OldTiredMum1976 · 25/09/2025 14:20

I was in this hell 2 years ago with my eldest daughter. We actually got to the point of school refusal off and on until Christmas. It was a shock as she had loved primary school - maybe that was part of the problem. She found the secondary lessons boring and missed the playtimes. She did very long days (8-5.30) but had done the same in her prep school and was fine.

it does gradually get better. We found that each half term was better than the last. Please convince him to get the form tutor involved as they can do a lot to make things easier - they made the other teachers aware that DD was struggling and everyone was so kind. No one told her off if she forgot anything, matron took her under her wing and she was allowed to leave a lesson if she felt anxious. At home, we planned something nice to look forward to every night - a nice dinner or pudding, a film, a series, popcorn, a game etc. it was exhausting for me but it really helped. Plan something a bit more special at the weekends. Sit with them to help them with homework and give them support. I found I had to be on top of everything - checking her email and homework diary etc.

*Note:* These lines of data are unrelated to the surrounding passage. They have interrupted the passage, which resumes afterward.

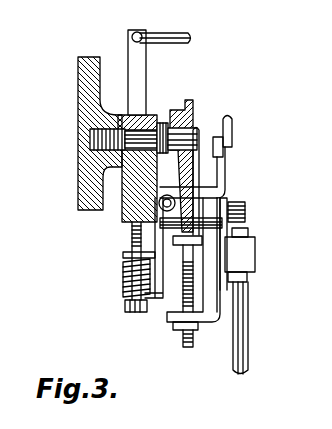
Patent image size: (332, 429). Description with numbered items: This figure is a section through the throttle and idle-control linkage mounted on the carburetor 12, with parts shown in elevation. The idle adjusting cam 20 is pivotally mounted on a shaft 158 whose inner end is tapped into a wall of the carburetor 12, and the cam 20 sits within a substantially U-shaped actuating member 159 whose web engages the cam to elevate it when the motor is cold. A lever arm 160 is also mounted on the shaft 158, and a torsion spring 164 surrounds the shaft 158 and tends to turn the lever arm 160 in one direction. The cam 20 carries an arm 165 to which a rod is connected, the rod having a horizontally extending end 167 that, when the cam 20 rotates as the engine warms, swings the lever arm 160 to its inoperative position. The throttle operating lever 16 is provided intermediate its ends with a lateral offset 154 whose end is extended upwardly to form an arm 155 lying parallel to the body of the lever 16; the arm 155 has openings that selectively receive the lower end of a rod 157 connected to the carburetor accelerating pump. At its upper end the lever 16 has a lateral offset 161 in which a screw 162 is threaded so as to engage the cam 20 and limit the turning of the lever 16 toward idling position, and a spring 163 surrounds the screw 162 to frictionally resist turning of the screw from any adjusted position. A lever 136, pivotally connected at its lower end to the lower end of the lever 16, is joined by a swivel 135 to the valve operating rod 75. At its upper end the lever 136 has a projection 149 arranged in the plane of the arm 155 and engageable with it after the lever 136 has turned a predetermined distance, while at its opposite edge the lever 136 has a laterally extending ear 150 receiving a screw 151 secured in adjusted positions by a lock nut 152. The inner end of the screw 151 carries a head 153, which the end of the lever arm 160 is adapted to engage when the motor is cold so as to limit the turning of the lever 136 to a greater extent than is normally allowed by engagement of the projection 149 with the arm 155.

The carburetor 12 is at (80, 62).
The idle adjusting cam 20 is at (146, 115).
The U-shaped actuating member 159 is at (118, 208).
The arm 165 is at (128, 62).
The horizontally extending end 167 is at (177, 34).
The torsion spring 164 is at (176, 112).
The shaft 158 is at (200, 132).
The rod 157 is at (233, 138).
The arm 155 is at (226, 176).
The lateral offset 154 is at (205, 189).
The projection 149 is at (234, 208).
The lever arm 160 is at (246, 215).
The lever 136 is at (250, 243).
The swivel 135 is at (256, 256).
The valve operating rod 75 is at (248, 341).
The laterally extending ear 150 is at (209, 323).
The head 153 is at (201, 246).
The lock nut 152 is at (173, 330).
The screw 151 is at (190, 347).
The operating lever 16 is at (163, 237).
The lateral offset 161 is at (123, 256).
The screw 162 is at (123, 278).
The spring 163 is at (123, 304).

She is now Year 9 and loves school.- in fact, she’s been there until 9pm every night this week with various rehearsals. She occasionally sleeps there with some of her friends that board. She has the odd anxiety wobble during exam time but copes with the support of the school. I never thought we would get here.

It will get easier x

Sorry to hear your daughter had such a hard time of it. I was worried we may be heading for school refusal territory but thankfully things do seem to be improving slowly rather than getting worse.
DS agreed to us involving his form tutor and he’s been brilliant, really supportive.
That’s great your daughter is doing so well, I’m sure we will get there, I just hope we can continue on an upward trajectory.